I have always been a fan of the Rev. Will B. Dunn and the comic strip “Kudzu.” Sadly the reason that the strip is so entertaining is because the writer has his finger on the pulse on what is called Christianity in the twenty-first century. This may be why the modern worship center looks alarmingly like a theater or a recording studio. Maybe there is “no business like soul business.” It is comfortable, it is entertaining, maybe it is even exciting; but I am not convinced that “comfortable, entertaining, and exciting” are necessarily prerequisites to Gospel worship.

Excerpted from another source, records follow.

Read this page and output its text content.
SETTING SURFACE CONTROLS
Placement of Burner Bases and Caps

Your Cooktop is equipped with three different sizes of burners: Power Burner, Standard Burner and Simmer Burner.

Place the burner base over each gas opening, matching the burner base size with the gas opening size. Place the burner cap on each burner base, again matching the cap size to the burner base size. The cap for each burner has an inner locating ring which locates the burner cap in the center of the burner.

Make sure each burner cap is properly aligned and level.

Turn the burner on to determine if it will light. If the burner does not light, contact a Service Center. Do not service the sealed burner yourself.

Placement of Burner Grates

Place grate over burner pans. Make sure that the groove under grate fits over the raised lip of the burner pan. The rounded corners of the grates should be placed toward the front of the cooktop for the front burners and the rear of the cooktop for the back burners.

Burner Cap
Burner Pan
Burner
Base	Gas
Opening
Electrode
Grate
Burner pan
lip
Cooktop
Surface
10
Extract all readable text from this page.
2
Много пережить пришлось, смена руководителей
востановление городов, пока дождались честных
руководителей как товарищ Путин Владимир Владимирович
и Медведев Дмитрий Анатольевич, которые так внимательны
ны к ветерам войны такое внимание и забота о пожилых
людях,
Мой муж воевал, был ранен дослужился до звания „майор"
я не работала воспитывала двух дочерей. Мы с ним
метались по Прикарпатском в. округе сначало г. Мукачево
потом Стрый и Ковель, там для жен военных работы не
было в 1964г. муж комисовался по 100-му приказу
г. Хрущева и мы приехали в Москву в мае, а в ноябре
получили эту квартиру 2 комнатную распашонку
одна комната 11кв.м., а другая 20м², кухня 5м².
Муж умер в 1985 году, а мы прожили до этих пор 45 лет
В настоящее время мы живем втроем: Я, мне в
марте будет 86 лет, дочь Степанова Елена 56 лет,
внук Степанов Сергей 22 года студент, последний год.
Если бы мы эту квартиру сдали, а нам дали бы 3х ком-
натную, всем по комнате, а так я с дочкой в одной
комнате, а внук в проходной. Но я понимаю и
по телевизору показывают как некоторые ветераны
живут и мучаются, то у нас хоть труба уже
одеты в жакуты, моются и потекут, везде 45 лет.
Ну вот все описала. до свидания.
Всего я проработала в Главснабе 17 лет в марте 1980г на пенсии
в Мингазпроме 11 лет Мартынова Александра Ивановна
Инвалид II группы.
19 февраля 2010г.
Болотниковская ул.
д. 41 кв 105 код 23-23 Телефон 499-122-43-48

In that context I think back to what I experienced yesterday when I gathered with God’s people. We sang hymns of praise that contained Biblical depth. We confessed our sins and heard the promise of forgiveness from God’s Word. The Bible was read publicly (more than just a snippet) because that is how God speaks to His people. A child was baptized and we were reminded of the grace of God that is ours through what Jesus Christ did for us through His obedient life and sacrificial death. We called out to God in prayer. We heard the Word of God proclaimed. We shared the Lord’s Supper together which again reminded us of God’s grace. Christ was pointed to as our hope again and again.

It wasn’t comfortable, but it brought comfort. It wasn’t entertaining, but it was focused on God, both who He is and what He has done. It wasn’t necessarily exciting, but it fed more than just the emotion; it fed the soul. I am grateful that God Sunday after Sunday reveals Himself to us through simple things like prayer, Word, and sacrament. Maybe it is “soul business” after all.